Marinette County District Attorney Brent DeBord said Cannella "was
running a Dr. Feelgood operation in the area" by overprescribing
narcotics painkillers to residents, often to teenagers and young
adults such as Rivard.

"Prescription drug abuse in the street has been quite extensive, and
heroin has become quite cheap. We've had a lot of people become
addicted to opiates," DeBord said.

Addicts often turn to heroin when their prescription runs out and
they can't afford to buy the painkillers on the street. They can
typically purchase three or four doses of heroin for the price of one
dose of a prescription painkiller such as OxyContin, he said.

That kind of demand brought heroin dealers up from Milwaukee and
Chicago, DeBord said.

"It's the purest form of capitalism. Drug sellers are very
market-savvy," he said.

As a result, heroin arrests and prosecutions skyrocketed.

"There was a five-month period last year where there was a new
(heroin) bust every weekend" in Marinette County, DeBord said. "At
the end of last year, we had about 14 heroin cases going on at one time."

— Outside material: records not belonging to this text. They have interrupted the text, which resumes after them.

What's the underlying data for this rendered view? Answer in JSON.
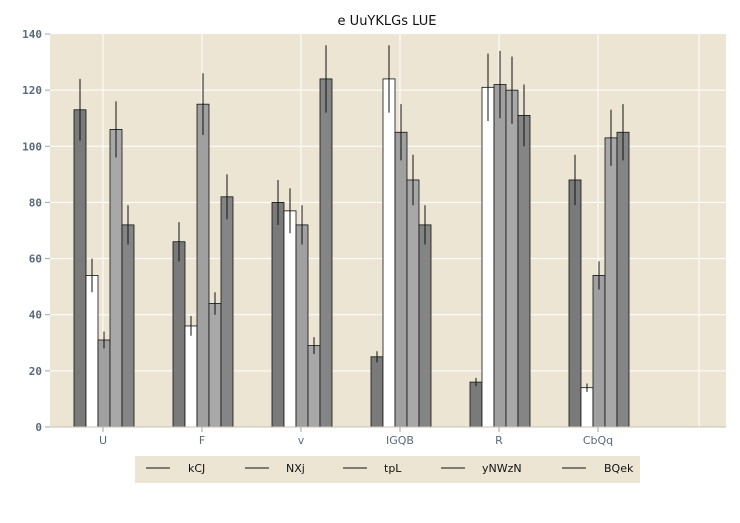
{
  "chart_data": {
    "type": "bar",
    "title": "e UuYKLGs LUE",
    "xlabel": "",
    "ylabel": "",
    "ylim": [
      0,
      140
    ],
    "yticks": [
      0,
      20,
      40,
      60,
      80,
      100,
      120,
      140
    ],
    "categories": [
      "U",
      "F",
      "v",
      "IGQB",
      "R",
      "CbQq"
    ],
    "grid": true,
    "legend_position": "bottom",
    "background_color": "#ede5d3",
    "series": [
      {
        "name": "kCJ",
        "color": "#7a7a7a",
        "values": [
          113,
          66,
          80,
          25,
          16,
          88
        ],
        "errors": [
          11,
          7,
          8,
          2,
          1.5,
          9
        ]
      },
      {
        "name": "NXj",
        "color": "#ffffff",
        "values": [
          54,
          36,
          77,
          124,
          121,
          14
        ],
        "errors": [
          6,
          3.5,
          8,
          12,
          12,
          1.5
        ]
      },
      {
        "name": "tpL",
        "color": "#a0a0a0",
        "values": [
          31,
          115,
          72,
          105,
          122,
          54
        ],
        "errors": [
          3,
          11,
          7,
          10,
          12,
          5
        ]
      },
      {
        "name": "yNWzN",
        "color": "#a8a8a8",
        "values": [
          106,
          44,
          29,
          88,
          120,
          103
        ],
        "errors": [
          10,
          4,
          3,
          9,
          12,
          10
        ]
      },
      {
        "name": "BQek",
        "color": "#858585",
        "values": [
          72,
          82,
          124,
          72,
          111,
          105
        ],
        "errors": [
          7,
          8,
          12,
          7,
          11,
          10
        ]
      }
    ]
  }
}
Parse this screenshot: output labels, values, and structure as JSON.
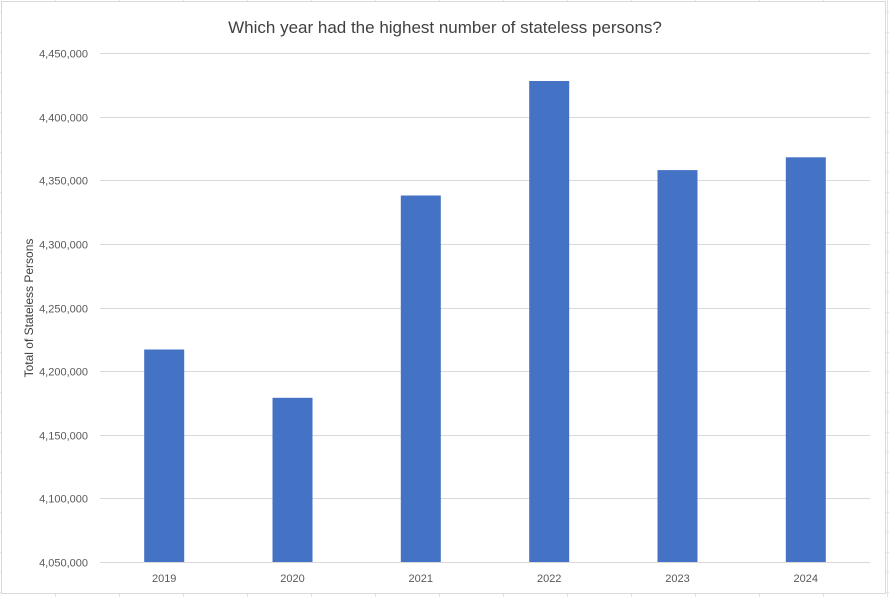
{
  "chart_data": {
    "type": "bar",
    "title": "Which year had the highest number of stateless persons?",
    "xlabel": "",
    "ylabel": "Total of Stateless Persons",
    "categories": [
      "2019",
      "2020",
      "2021",
      "2022",
      "2023",
      "2024"
    ],
    "values": [
      4217000,
      4179000,
      4338000,
      4428000,
      4358000,
      4368000
    ],
    "ylim": [
      4050000,
      4450000
    ],
    "y_ticks": [
      4050000,
      4100000,
      4150000,
      4200000,
      4250000,
      4300000,
      4350000,
      4400000,
      4450000
    ],
    "y_tick_labels": [
      "4,050,000",
      "4,100,000",
      "4,150,000",
      "4,200,000",
      "4,250,000",
      "4,300,000",
      "4,350,000",
      "4,400,000",
      "4,450,000"
    ],
    "grid": true,
    "legend": "none",
    "colors": {
      "bar": "#4472c4",
      "grid": "#d9d9d9",
      "axis_text": "#595959",
      "title_text": "#404040"
    }
  }
}
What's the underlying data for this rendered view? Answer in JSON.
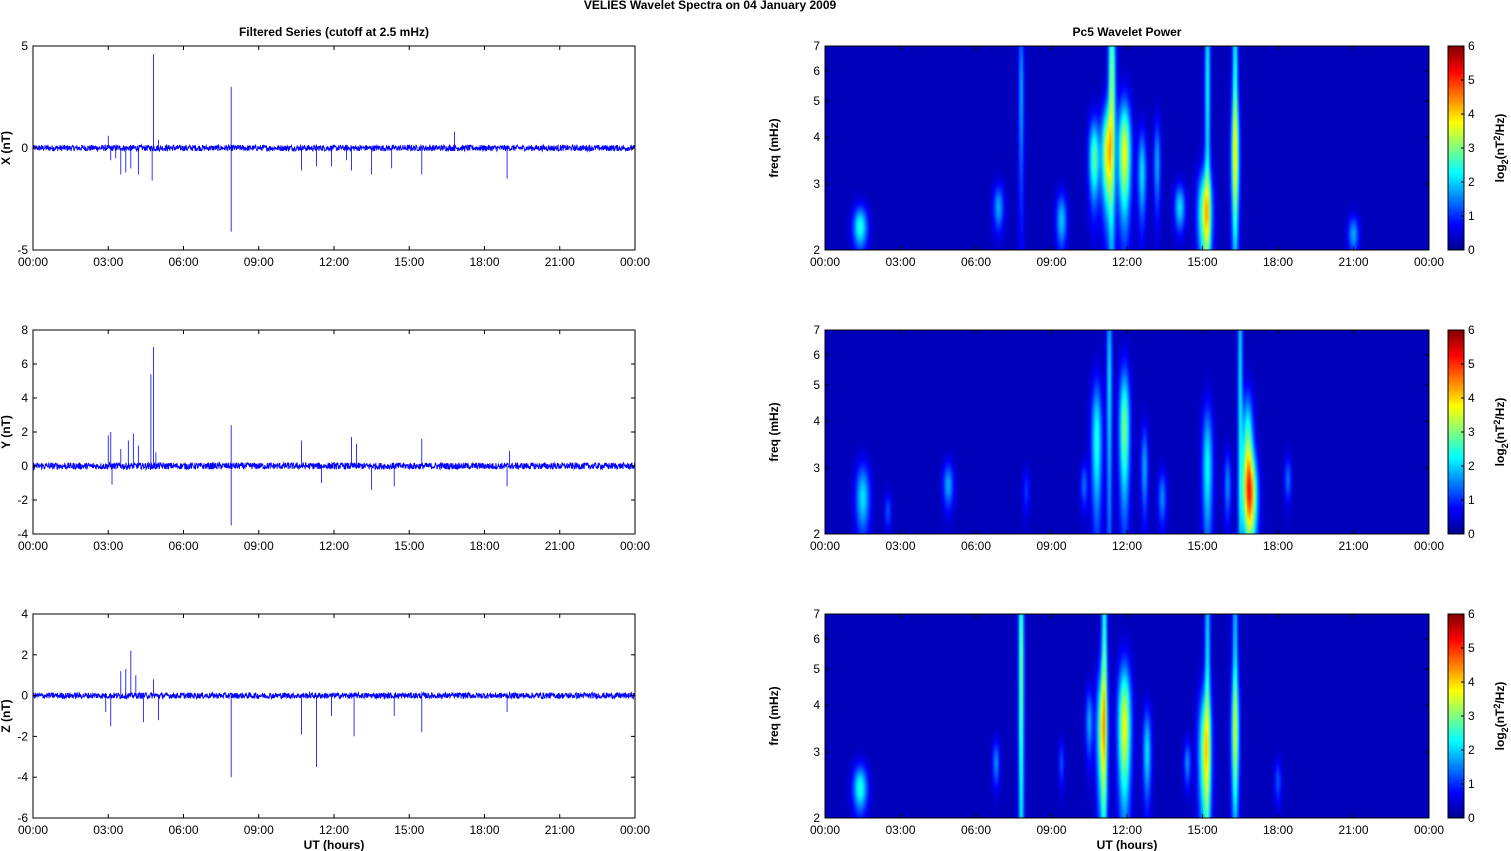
{
  "figure": {
    "title": "VELIES Wavelet Spectra on 04 January   2009",
    "left_title": "Filtered Series (cutoff at 2.5 mHz)",
    "right_title": "Pc5 Wavelet Power"
  },
  "chart_data": [
    {
      "type": "line",
      "ylabel": "X (nT)",
      "xlabel": "",
      "ylim": [
        -5,
        5
      ],
      "yticks": [
        -5,
        0,
        5
      ],
      "xlim_hours": [
        0,
        24
      ],
      "x_tick_labels": [
        "00:00",
        "03:00",
        "06:00",
        "09:00",
        "12:00",
        "15:00",
        "18:00",
        "21:00",
        "00:00"
      ],
      "series_color": "#0000ff",
      "noise_amplitude": 0.15,
      "spikes": [
        {
          "x": 3.0,
          "y": 0.6
        },
        {
          "x": 3.1,
          "y": -0.6
        },
        {
          "x": 3.3,
          "y": -0.5
        },
        {
          "x": 3.5,
          "y": -1.3
        },
        {
          "x": 3.7,
          "y": -1.2
        },
        {
          "x": 3.9,
          "y": -1.0
        },
        {
          "x": 4.2,
          "y": -1.3
        },
        {
          "x": 4.8,
          "y": 4.6
        },
        {
          "x": 4.75,
          "y": -1.6
        },
        {
          "x": 5.0,
          "y": 0.4
        },
        {
          "x": 7.9,
          "y": 3.0
        },
        {
          "x": 7.9,
          "y": -4.1
        },
        {
          "x": 10.7,
          "y": -1.1
        },
        {
          "x": 11.3,
          "y": -0.9
        },
        {
          "x": 11.9,
          "y": -0.9
        },
        {
          "x": 12.5,
          "y": -0.6
        },
        {
          "x": 12.7,
          "y": -1.1
        },
        {
          "x": 13.5,
          "y": -1.3
        },
        {
          "x": 14.3,
          "y": -1.0
        },
        {
          "x": 15.5,
          "y": -1.3
        },
        {
          "x": 16.8,
          "y": 0.8
        },
        {
          "x": 18.9,
          "y": -1.5
        }
      ]
    },
    {
      "type": "line",
      "ylabel": "Y (nT)",
      "xlabel": "",
      "ylim": [
        -4,
        8
      ],
      "yticks": [
        -4,
        -2,
        0,
        2,
        4,
        6,
        8
      ],
      "xlim_hours": [
        0,
        24
      ],
      "x_tick_labels": [
        "00:00",
        "03:00",
        "06:00",
        "09:00",
        "12:00",
        "15:00",
        "18:00",
        "21:00",
        "00:00"
      ],
      "series_color": "#0000ff",
      "noise_amplitude": 0.2,
      "spikes": [
        {
          "x": 3.0,
          "y": 1.8
        },
        {
          "x": 3.1,
          "y": 2.0
        },
        {
          "x": 3.15,
          "y": -1.1
        },
        {
          "x": 3.5,
          "y": 1.0
        },
        {
          "x": 3.8,
          "y": 1.5
        },
        {
          "x": 4.0,
          "y": 1.9
        },
        {
          "x": 4.2,
          "y": 1.2
        },
        {
          "x": 4.7,
          "y": 5.4
        },
        {
          "x": 4.8,
          "y": 7.0
        },
        {
          "x": 4.9,
          "y": 0.8
        },
        {
          "x": 7.9,
          "y": 2.4
        },
        {
          "x": 7.9,
          "y": -3.5
        },
        {
          "x": 10.7,
          "y": 1.5
        },
        {
          "x": 11.5,
          "y": -1.0
        },
        {
          "x": 12.7,
          "y": 1.7
        },
        {
          "x": 12.9,
          "y": 1.3
        },
        {
          "x": 13.5,
          "y": -1.4
        },
        {
          "x": 14.4,
          "y": -1.2
        },
        {
          "x": 15.5,
          "y": 1.6
        },
        {
          "x": 18.9,
          "y": -1.2
        },
        {
          "x": 19.0,
          "y": 0.9
        }
      ]
    },
    {
      "type": "line",
      "ylabel": "Z (nT)",
      "xlabel": "UT (hours)",
      "ylim": [
        -6,
        4
      ],
      "yticks": [
        -6,
        -4,
        -2,
        0,
        2,
        4
      ],
      "xlim_hours": [
        0,
        24
      ],
      "x_tick_labels": [
        "00:00",
        "03:00",
        "06:00",
        "09:00",
        "12:00",
        "15:00",
        "18:00",
        "21:00",
        "00:00"
      ],
      "series_color": "#0000ff",
      "noise_amplitude": 0.15,
      "spikes": [
        {
          "x": 2.9,
          "y": -0.8
        },
        {
          "x": 3.1,
          "y": -1.5
        },
        {
          "x": 3.5,
          "y": 1.2
        },
        {
          "x": 3.7,
          "y": 1.3
        },
        {
          "x": 3.9,
          "y": 2.2
        },
        {
          "x": 4.1,
          "y": 1.0
        },
        {
          "x": 4.4,
          "y": -1.3
        },
        {
          "x": 4.8,
          "y": 0.8
        },
        {
          "x": 5.0,
          "y": -1.2
        },
        {
          "x": 7.9,
          "y": -4.0
        },
        {
          "x": 10.7,
          "y": -1.9
        },
        {
          "x": 11.3,
          "y": -3.5
        },
        {
          "x": 11.9,
          "y": -1.0
        },
        {
          "x": 12.8,
          "y": -2.0
        },
        {
          "x": 14.4,
          "y": -1.0
        },
        {
          "x": 15.5,
          "y": -1.8
        },
        {
          "x": 18.9,
          "y": -0.8
        }
      ]
    },
    {
      "type": "heatmap",
      "ylabel": "freq (mHz)",
      "xlabel": "",
      "y_scale": "log",
      "ylim_mHz": [
        2,
        7
      ],
      "yticks": [
        2,
        3,
        4,
        5,
        6,
        7
      ],
      "xlim_hours": [
        0,
        24
      ],
      "x_tick_labels": [
        "00:00",
        "03:00",
        "06:00",
        "09:00",
        "12:00",
        "15:00",
        "18:00",
        "21:00",
        "00:00"
      ],
      "colorbar_label": "log2(nT2/Hz)",
      "colorbar_range": [
        0,
        6
      ],
      "colorbar_ticks": [
        0,
        1,
        2,
        3,
        4,
        5,
        6
      ],
      "colormap": "jet",
      "blobs": [
        {
          "t": 1.4,
          "f": 2.3,
          "v": 2.4,
          "wt": 0.2,
          "wf": 0.09
        },
        {
          "t": 6.9,
          "f": 2.6,
          "v": 1.6,
          "wt": 0.15,
          "wf": 0.1
        },
        {
          "t": 7.8,
          "f": 5.2,
          "v": 1.6,
          "wt": 0.08,
          "wf": 0.4
        },
        {
          "t": 9.4,
          "f": 2.4,
          "v": 1.8,
          "wt": 0.15,
          "wf": 0.12
        },
        {
          "t": 10.7,
          "f": 3.5,
          "v": 2.8,
          "wt": 0.15,
          "wf": 0.18
        },
        {
          "t": 11.2,
          "f": 3.6,
          "v": 3.6,
          "wt": 0.15,
          "wf": 0.22
        },
        {
          "t": 11.4,
          "f": 5.5,
          "v": 3.2,
          "wt": 0.1,
          "wf": 0.5
        },
        {
          "t": 11.9,
          "f": 3.6,
          "v": 3.8,
          "wt": 0.18,
          "wf": 0.25
        },
        {
          "t": 12.6,
          "f": 3.2,
          "v": 2.0,
          "wt": 0.12,
          "wf": 0.2
        },
        {
          "t": 13.2,
          "f": 3.4,
          "v": 1.6,
          "wt": 0.1,
          "wf": 0.2
        },
        {
          "t": 14.1,
          "f": 2.6,
          "v": 2.0,
          "wt": 0.15,
          "wf": 0.1
        },
        {
          "t": 15.1,
          "f": 2.5,
          "v": 3.4,
          "wt": 0.2,
          "wf": 0.2
        },
        {
          "t": 15.2,
          "f": 5.5,
          "v": 2.2,
          "wt": 0.08,
          "wf": 0.6
        },
        {
          "t": 16.3,
          "f": 3.5,
          "v": 2.6,
          "wt": 0.12,
          "wf": 0.3
        },
        {
          "t": 16.3,
          "f": 6.2,
          "v": 2.2,
          "wt": 0.08,
          "wf": 0.5
        },
        {
          "t": 21.0,
          "f": 2.2,
          "v": 1.6,
          "wt": 0.15,
          "wf": 0.08
        }
      ]
    },
    {
      "type": "heatmap",
      "ylabel": "freq (mHz)",
      "xlabel": "",
      "y_scale": "log",
      "ylim_mHz": [
        2,
        7
      ],
      "yticks": [
        2,
        3,
        4,
        5,
        6,
        7
      ],
      "xlim_hours": [
        0,
        24
      ],
      "x_tick_labels": [
        "00:00",
        "03:00",
        "06:00",
        "09:00",
        "12:00",
        "15:00",
        "18:00",
        "21:00",
        "00:00"
      ],
      "colorbar_label": "log2(nT2/Hz)",
      "colorbar_range": [
        0,
        6
      ],
      "colorbar_ticks": [
        0,
        1,
        2,
        3,
        4,
        5,
        6
      ],
      "colormap": "jet",
      "blobs": [
        {
          "t": 1.5,
          "f": 2.5,
          "v": 2.0,
          "wt": 0.2,
          "wf": 0.15
        },
        {
          "t": 2.5,
          "f": 2.3,
          "v": 1.0,
          "wt": 0.1,
          "wf": 0.08
        },
        {
          "t": 4.9,
          "f": 2.7,
          "v": 1.6,
          "wt": 0.15,
          "wf": 0.1
        },
        {
          "t": 8.0,
          "f": 2.6,
          "v": 0.8,
          "wt": 0.1,
          "wf": 0.1
        },
        {
          "t": 10.3,
          "f": 2.7,
          "v": 1.2,
          "wt": 0.1,
          "wf": 0.1
        },
        {
          "t": 10.8,
          "f": 3.5,
          "v": 2.4,
          "wt": 0.15,
          "wf": 0.3
        },
        {
          "t": 11.3,
          "f": 5.0,
          "v": 2.0,
          "wt": 0.08,
          "wf": 0.6
        },
        {
          "t": 11.9,
          "f": 3.8,
          "v": 3.0,
          "wt": 0.15,
          "wf": 0.3
        },
        {
          "t": 12.7,
          "f": 3.0,
          "v": 1.6,
          "wt": 0.1,
          "wf": 0.2
        },
        {
          "t": 13.4,
          "f": 2.5,
          "v": 1.4,
          "wt": 0.12,
          "wf": 0.12
        },
        {
          "t": 15.2,
          "f": 3.0,
          "v": 2.2,
          "wt": 0.15,
          "wf": 0.3
        },
        {
          "t": 16.0,
          "f": 2.7,
          "v": 1.4,
          "wt": 0.1,
          "wf": 0.15
        },
        {
          "t": 16.5,
          "f": 5.5,
          "v": 2.0,
          "wt": 0.07,
          "wf": 0.7
        },
        {
          "t": 16.9,
          "f": 2.5,
          "v": 4.0,
          "wt": 0.2,
          "wf": 0.2
        },
        {
          "t": 16.8,
          "f": 3.4,
          "v": 2.8,
          "wt": 0.15,
          "wf": 0.25
        },
        {
          "t": 18.4,
          "f": 2.8,
          "v": 1.2,
          "wt": 0.1,
          "wf": 0.1
        }
      ]
    },
    {
      "type": "heatmap",
      "ylabel": "freq (mHz)",
      "xlabel": "UT (hours)",
      "y_scale": "log",
      "ylim_mHz": [
        2,
        7
      ],
      "yticks": [
        2,
        3,
        4,
        5,
        6,
        7
      ],
      "xlim_hours": [
        0,
        24
      ],
      "x_tick_labels": [
        "00:00",
        "03:00",
        "06:00",
        "09:00",
        "12:00",
        "15:00",
        "18:00",
        "21:00",
        "00:00"
      ],
      "colorbar_label": "log2(nT2/Hz)",
      "colorbar_range": [
        0,
        6
      ],
      "colorbar_ticks": [
        0,
        1,
        2,
        3,
        4,
        5,
        6
      ],
      "colormap": "jet",
      "blobs": [
        {
          "t": 1.4,
          "f": 2.4,
          "v": 2.4,
          "wt": 0.2,
          "wf": 0.1
        },
        {
          "t": 6.8,
          "f": 2.8,
          "v": 1.4,
          "wt": 0.1,
          "wf": 0.1
        },
        {
          "t": 7.8,
          "f": 5.0,
          "v": 3.0,
          "wt": 0.08,
          "wf": 0.7
        },
        {
          "t": 9.4,
          "f": 2.8,
          "v": 1.0,
          "wt": 0.08,
          "wf": 0.1
        },
        {
          "t": 10.5,
          "f": 3.6,
          "v": 1.6,
          "wt": 0.1,
          "wf": 0.15
        },
        {
          "t": 11.0,
          "f": 3.4,
          "v": 3.0,
          "wt": 0.15,
          "wf": 0.3
        },
        {
          "t": 11.1,
          "f": 5.5,
          "v": 2.6,
          "wt": 0.08,
          "wf": 0.6
        },
        {
          "t": 11.9,
          "f": 3.5,
          "v": 3.8,
          "wt": 0.18,
          "wf": 0.3
        },
        {
          "t": 12.8,
          "f": 3.0,
          "v": 2.0,
          "wt": 0.12,
          "wf": 0.2
        },
        {
          "t": 14.4,
          "f": 2.8,
          "v": 1.4,
          "wt": 0.1,
          "wf": 0.1
        },
        {
          "t": 15.1,
          "f": 3.0,
          "v": 3.2,
          "wt": 0.18,
          "wf": 0.3
        },
        {
          "t": 15.2,
          "f": 5.5,
          "v": 2.0,
          "wt": 0.08,
          "wf": 0.6
        },
        {
          "t": 16.3,
          "f": 3.3,
          "v": 2.4,
          "wt": 0.12,
          "wf": 0.3
        },
        {
          "t": 16.3,
          "f": 6.0,
          "v": 1.8,
          "wt": 0.08,
          "wf": 0.5
        },
        {
          "t": 18.0,
          "f": 2.5,
          "v": 1.0,
          "wt": 0.1,
          "wf": 0.1
        }
      ]
    }
  ]
}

Dave Spakowicz, a special agent with the state Department of Justice
who heads the federally funded Milwaukee High Intensity Drug
Trafficking Area Heroin Initiative, said Iron Mountain, Mich., also
has "very significant heroin problems linked to prescription drug abuse."

"It's out of Chicago, more than Milwaukee. I-43 -- that is their
pipeline, from Chicago right up to Marinette and the Upper
Peninsula," Spakowicz said.

Spakowicz said the other "rural pocket" where officials have seen
heroin use increase is central Wisconsin.

"We believe the majority of that heroin is coming from Madison," he said.

DeBord said the heroin storm has quieted down in recent months in his
county, thanks in large part to sentences that judges there have been
handing down.

"The judges have been following our recommendations for five years in
prison for heroin possession," he said and "that information is
trickling down" to users and dealers.